Question

\(\displaystyle\lim_{x\rightarrow-2}\frac{3x^2+ax-2}{x^2-x-6}\) is a finite number, then the value of a is equal to

• A. 2
• B. 3
• C. 4
• D. 5
• E. 6

Answer 1

The Correct Option is D

We are given the limit: \[ \lim_{x \to 2} \frac{3x^2 + ax - 2}{x^2 - x - 6} \] First, factor the denominator: \[ x^2 - x - 6 = (x - 3)(x + 2) \] Now, substitute \( x = 2 \) into the denominator: \[ (x - 3)(x + 2) \bigg|_{x = 2} = (2 - 3)(2 + 2) = (-1)(4) = -4 \] For the limit to be finite, the numerator must also approach zero at \( x = 2 \), otherwise, the limit would be infinite. Therefore, substitute \( x = 2 \) into the numerator: \[ 3x^2 + ax - 2 \bigg|_{x = 2} = 3(2^2) + a(2) - 2 = 12 + 2a - 2 = 10 + 2a \] For the numerator to approach zero at \( x = 2 \), we set: \[ 10 + 2a = 0 \] Solving for \( a \): \[ 2a = -10 \quad \Rightarrow \quad a = -5 \]

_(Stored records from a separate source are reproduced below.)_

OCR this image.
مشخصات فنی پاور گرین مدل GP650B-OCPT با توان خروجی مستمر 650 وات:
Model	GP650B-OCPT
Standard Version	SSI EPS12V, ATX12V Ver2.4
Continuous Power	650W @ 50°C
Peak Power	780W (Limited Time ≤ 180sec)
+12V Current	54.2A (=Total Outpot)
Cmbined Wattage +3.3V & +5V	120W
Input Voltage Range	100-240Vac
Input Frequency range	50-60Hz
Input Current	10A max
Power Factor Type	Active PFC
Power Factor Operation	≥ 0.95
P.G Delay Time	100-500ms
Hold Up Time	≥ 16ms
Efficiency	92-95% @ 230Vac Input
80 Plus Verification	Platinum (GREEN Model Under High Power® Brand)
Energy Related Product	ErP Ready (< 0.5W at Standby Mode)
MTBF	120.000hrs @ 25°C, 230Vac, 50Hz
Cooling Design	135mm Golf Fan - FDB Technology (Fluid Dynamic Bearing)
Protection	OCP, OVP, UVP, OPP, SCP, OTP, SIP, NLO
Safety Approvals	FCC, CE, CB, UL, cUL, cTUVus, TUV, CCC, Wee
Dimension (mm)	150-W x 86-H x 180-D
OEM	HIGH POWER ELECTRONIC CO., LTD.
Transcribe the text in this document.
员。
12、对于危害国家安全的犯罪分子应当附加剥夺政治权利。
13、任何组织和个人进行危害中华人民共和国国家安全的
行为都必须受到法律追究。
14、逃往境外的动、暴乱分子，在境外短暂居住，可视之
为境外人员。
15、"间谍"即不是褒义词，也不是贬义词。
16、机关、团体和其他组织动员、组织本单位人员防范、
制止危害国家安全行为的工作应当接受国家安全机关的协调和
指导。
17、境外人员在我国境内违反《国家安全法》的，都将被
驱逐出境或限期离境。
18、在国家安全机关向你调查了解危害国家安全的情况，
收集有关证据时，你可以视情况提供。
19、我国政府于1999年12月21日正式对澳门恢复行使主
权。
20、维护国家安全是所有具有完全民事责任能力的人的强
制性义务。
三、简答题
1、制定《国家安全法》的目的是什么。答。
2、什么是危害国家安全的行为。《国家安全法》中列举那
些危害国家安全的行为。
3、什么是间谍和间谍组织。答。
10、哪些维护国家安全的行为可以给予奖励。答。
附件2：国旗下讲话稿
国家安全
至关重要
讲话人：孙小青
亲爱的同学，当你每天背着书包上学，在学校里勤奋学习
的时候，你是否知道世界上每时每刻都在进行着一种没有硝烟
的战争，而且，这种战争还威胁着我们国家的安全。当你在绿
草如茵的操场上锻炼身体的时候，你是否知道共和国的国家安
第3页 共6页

The correct option is (D) : \(5\)

Answer 2

• We are given the limit: \[\displaystyle\lim_{x\rightarrow-2}\frac{3x^2+ax-2}{x^2-x-6}\] and we want it to be a finite number.
• First, factor the denominator: \[x^2 - x - 6 = (x-3)(x+2)\]
• Since the limit exists as \(x\) approaches -2, the numerator must also be zero at \(x = -2\) to avoid a singularity of the form \(\frac{k}{0}\) where k is a non-zero number. Otherwise, the limit would be infinite.
• Therefore, we must have: \[3(-2)^2 + a(-2) - 2 = 0\]
• Simplify the equation: \[3(4) - 2a - 2 = 0\] \[12 - 2a - 2 = 0\] \[10 - 2a = 0\]
• Solve for \(a\): \[2a = 10\] \[a = 5\]
• Now, with \(a = 5\), the numerator becomes: \[3x^2 + 5x - 2\]
• Factor the numerator: \[3x^2 + 5x - 2 = (3x-1)(x+2)\]
• So, the limit becomes: \[\displaystyle\lim_{x\rightarrow-2}\frac{(3x-1)(x+2)}{(x-3)(x+2)} = \displaystyle\lim_{x\rightarrow-2}\frac{3x-1}{x-3}\]
• Evaluate the limit by plugging in \(x = -2\): \[\frac{3(-2) - 1}{-2 - 3} = \frac{-6 - 1}{-5} = \frac{-7}{-5} = \frac{7}{5}\]
• Since the limit is \(\frac{7}{5}\), which is a finite number, the value of \(a\) is 5.